Les commissaires et les parlementaires changent mais une constante demeure : l’économiste et prospectiviste américain Jeremy Rifkin continue à faire recette auprès des dirigeants de l’UE. L’auteur du best-seller La Troisième Révolution Industrielle a fait escale à Bruxelles durant quinze jours, du 4 au 19 novembre, durant lesquels il a rencontré, par l’entremise du cabinet de Jean-Claude Juncker, pas moins de trois Vice-présidents de la Commission européenne : l’Estonien Andrus Ansip en charge du marché unique numérique, le Slovaque Maros Šecovic, doté du portefeuille de l’Union de l’énergie et le Finlandais Jyrki Katainen en responsabilité pour l’emploi, la croissance, l’investissement et la compétitivité ainsi que le commissaire allemand Günther Oettinger en charge de l’économie et de la société numérique.
Le Parlement européen n’a pas été en reste pendant ce séjour. Jeremy Rifkin en a rencontré le président, Martin Schulz, ainsi que les présidents des principaux groupes politiques : le conservateur Manfred Weber, le socialiste Gianni Pittella et le vert Philippe Lambert.
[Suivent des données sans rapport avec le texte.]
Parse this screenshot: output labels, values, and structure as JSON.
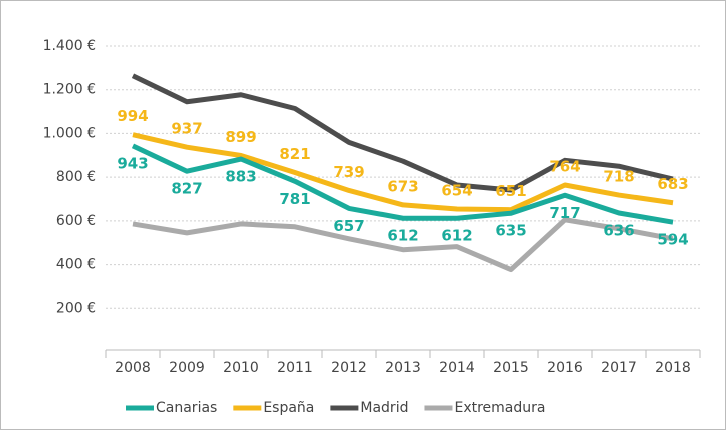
{
  "chart_data": {
    "type": "line",
    "categories": [
      "2008",
      "2009",
      "2010",
      "2011",
      "2012",
      "2013",
      "2014",
      "2015",
      "2016",
      "2017",
      "2018"
    ],
    "series": [
      {
        "name": "Canarias",
        "color": "#1aab9b",
        "data_labels": "below",
        "values": [
          943,
          827,
          883,
          781,
          657,
          612,
          612,
          635,
          717,
          636,
          594
        ]
      },
      {
        "name": "España",
        "color": "#f5b719",
        "data_labels": "above",
        "values": [
          994,
          937,
          899,
          821,
          739,
          673,
          654,
          651,
          764,
          718,
          683
        ]
      },
      {
        "name": "Madrid",
        "color": "#4d4d4d",
        "values": [
          1264,
          1145,
          1177,
          1114,
          959,
          873,
          764,
          741,
          877,
          850,
          791
        ]
      },
      {
        "name": "Extremadura",
        "color": "#aaaaaa",
        "values": [
          586,
          545,
          586,
          573,
          518,
          468,
          482,
          377,
          605,
          564,
          518
        ]
      }
    ],
    "ylim": [
      0,
      1400
    ],
    "yticks": [
      {
        "value": 200,
        "label": "200 €"
      },
      {
        "value": 400,
        "label": "400 €"
      },
      {
        "value": 600,
        "label": "600 €"
      },
      {
        "value": 800,
        "label": "800 €"
      },
      {
        "value": 1000,
        "label": "1.000 €"
      },
      {
        "value": 1200,
        "label": "1.200 €"
      },
      {
        "value": 1400,
        "label": "1.400 €"
      }
    ],
    "grid": true,
    "legend": "bottom"
  }
}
Lorsque l’économiste américain se déplace à Bruxelles, les politiques lui ouvrent leurs bras et leurs agendas. « Certains ont même demandé à Jeremy de prendre des photos avec eux ou de leur dédicacer son livre » confie Angelo Consoli, le directeur Europe du bureau de Jeremy Rifkin.
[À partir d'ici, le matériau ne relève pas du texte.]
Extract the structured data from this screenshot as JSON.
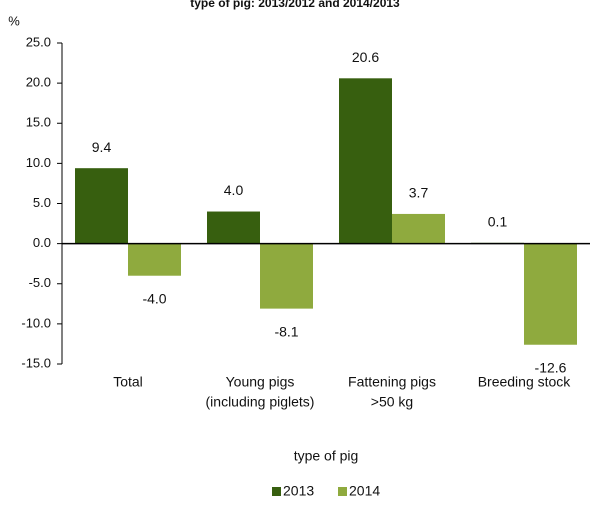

À l’origine de l’engouement des responsables politiques européens, la notoriété internationale de cet auteur à succès mais également un ensemble de recettes pour sortir de l’impasse née de la crise et « revitaliser le rêve européen en créant la première société digitalisée du monde », écrit Jeremy Rifkin dans une lettre adressée à Jean-Claude Juncker à l’issue de son séjour bruxellois. Au cœur de la Troisième Révolution Industrielle qu’il a théorisée, se situe la rencontre d’une nouvelle source d’énergie et de nouveaux moyens de communication qui engendre, d’après Jeremy Rifkin, un changement de paradigme économique et sociétal. Dans son dernier ouvrage, La Nouvelle Société du coût marginal zéro, le prospectiviste y adjoint l’Internet de la logistique qui, avec l’internet de l’énergie et l’internet médium de communication forme l’internet des objets. L’essor actuel des énergies renouvelables, d’Internet et de moyens de transports intelligents déclencherait ainsi une Troisième Révolution Industrielle pourvoyeuse de croissance et d’emploi. Et le rôle de l’Union européenne, pour Jeremy Rifkin, est d’enclencher cette dynamique.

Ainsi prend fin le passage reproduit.